Billingsley grew up spending summers in Rehoboth, and after she launched her eponymous firm more than a decade ago, she designed show houses for the Village Improvement Association—so she knows the lay of the land. But this commission was her first full-house project here. The clients initially came to her through word of mouth; she had designed their primary home in Maryland. When the pandemic hit, the clients traded in their Rehoboth condo for this shingled 3,500-square-foot house, built in the 1990s and located four blocks from the beach.
In addition to home’s primary occupants—a family of six, plus two dogs—extended family also enjoys the five-bedroom home. “There are many people at the house at all times,” Billingsley notes, so more elbow room was needed. That porch space had to be better utilized.
“It was a challenge,” Billingsley recalls, “because when we closed the porch, we ended up with a fairly large room that had many different angles, and we had to find space that every family member wanted.” But the uniquely shaped great room not only succeeded in accommodating functional areas (a window seat here, a reading nook there) but it also managed to give the home an original look—the opposite of a cookie-cutter beach house. “[The clients] didn’t want it to look kitschy or expected,” says Billingsley, who worked on the expansion with Coastal Carpentry, a contracting firm in Berlin, Maryland, recommended by the homeowners.
“The porch had a flat ceiling, but it had an angled roof,” the designer recalls. “So we brought the ceiling up because we wanted to add some height to the space. There was nothing that we could do to the ceilings on the rest of the main floor because of second floor on top, but we saw the porch as an opportunity to bump up the ceiling, add some height, and introduce some additional light. You see a ton of windows and angled ceilings to bring in as much air flow and light and visual space as possible.”
The choice was inspired because now the eye is coaxed up past the shiplap walls to the irregular ceiling, with its distressed oak beams and minimalist bronze chandelier, a brass ring by Visual Comfort (formerly Circa Lighting) that seems to float. The floors are white oak, and the modular Restoration Hardware sofa is covered in the brand’s Perennial fabric. Billingsley collaborated with Coastal Carpentry on the TV and cubbyhole unit, with the cubbies backed by a brightly patterned Maresca wallpaper.

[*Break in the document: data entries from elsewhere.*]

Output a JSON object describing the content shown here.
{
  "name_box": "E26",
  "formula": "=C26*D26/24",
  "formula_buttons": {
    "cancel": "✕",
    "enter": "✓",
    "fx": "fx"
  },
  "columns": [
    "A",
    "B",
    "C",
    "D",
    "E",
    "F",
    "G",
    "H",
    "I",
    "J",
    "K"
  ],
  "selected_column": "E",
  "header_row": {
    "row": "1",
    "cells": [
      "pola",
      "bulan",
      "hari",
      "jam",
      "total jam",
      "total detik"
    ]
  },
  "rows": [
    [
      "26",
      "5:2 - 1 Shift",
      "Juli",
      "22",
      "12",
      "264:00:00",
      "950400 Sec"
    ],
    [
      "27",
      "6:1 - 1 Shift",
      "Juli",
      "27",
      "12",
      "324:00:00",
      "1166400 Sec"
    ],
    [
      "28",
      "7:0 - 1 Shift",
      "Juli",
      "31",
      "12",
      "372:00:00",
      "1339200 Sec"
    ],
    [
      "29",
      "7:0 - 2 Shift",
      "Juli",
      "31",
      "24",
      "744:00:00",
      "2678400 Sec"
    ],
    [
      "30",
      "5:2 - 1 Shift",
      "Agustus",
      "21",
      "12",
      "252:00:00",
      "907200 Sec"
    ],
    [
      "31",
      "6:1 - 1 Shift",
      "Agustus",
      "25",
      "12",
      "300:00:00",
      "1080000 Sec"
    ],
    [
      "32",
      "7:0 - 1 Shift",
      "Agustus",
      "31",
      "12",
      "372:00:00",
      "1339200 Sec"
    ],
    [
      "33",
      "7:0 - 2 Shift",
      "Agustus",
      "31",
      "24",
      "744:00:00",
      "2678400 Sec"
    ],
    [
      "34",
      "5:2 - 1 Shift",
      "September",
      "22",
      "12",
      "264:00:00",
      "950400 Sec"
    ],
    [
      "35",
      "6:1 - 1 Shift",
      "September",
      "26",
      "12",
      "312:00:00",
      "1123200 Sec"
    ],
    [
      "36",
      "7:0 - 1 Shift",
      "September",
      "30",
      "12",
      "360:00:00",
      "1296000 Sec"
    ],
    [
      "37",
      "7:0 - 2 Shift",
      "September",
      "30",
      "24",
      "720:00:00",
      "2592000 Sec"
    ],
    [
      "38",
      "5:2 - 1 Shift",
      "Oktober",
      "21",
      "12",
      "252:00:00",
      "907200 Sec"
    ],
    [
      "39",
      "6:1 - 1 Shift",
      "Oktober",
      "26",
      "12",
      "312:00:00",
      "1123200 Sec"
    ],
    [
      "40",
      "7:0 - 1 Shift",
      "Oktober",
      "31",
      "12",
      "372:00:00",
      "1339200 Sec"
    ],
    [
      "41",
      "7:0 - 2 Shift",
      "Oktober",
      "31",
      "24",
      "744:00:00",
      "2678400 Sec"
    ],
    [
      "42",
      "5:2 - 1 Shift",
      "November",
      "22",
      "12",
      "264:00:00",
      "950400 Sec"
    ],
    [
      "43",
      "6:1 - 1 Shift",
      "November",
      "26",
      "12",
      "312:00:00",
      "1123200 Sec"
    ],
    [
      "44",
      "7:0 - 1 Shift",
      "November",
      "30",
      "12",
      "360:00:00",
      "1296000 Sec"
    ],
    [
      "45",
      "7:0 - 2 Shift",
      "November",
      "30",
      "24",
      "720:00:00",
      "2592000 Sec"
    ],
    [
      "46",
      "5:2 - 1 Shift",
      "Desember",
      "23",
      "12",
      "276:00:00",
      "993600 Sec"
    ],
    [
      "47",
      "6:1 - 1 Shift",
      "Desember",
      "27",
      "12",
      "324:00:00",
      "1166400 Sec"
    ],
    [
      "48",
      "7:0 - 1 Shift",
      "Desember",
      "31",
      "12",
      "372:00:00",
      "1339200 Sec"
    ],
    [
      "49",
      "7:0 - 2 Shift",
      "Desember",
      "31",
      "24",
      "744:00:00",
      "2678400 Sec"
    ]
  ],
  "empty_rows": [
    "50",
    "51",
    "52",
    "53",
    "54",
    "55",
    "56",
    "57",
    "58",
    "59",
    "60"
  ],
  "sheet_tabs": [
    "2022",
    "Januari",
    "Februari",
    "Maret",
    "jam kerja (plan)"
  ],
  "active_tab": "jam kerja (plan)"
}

Semiprivate moments occur throughout. The inviting window seat that Billingsley custom designed is a place “where you can plop down and read a book, take your flip-flops on and off, and it also has storage,” she explains. “It was a way to utilize a blank wall and turn it into a livable space.” Similarly, an irregularly angled corner, tucked under a beam, is home to a plush chaise lounge (from Cisco Home, with fabric by Holly Hunt) and offers a degree of privacy.
“We’re in this huge space with many different angles,” Billingsley says, “so what I saw were opportunities for each family member to hang out with the family but have their own space as well. There’s a purpose to every little nook and area within the larger great room.”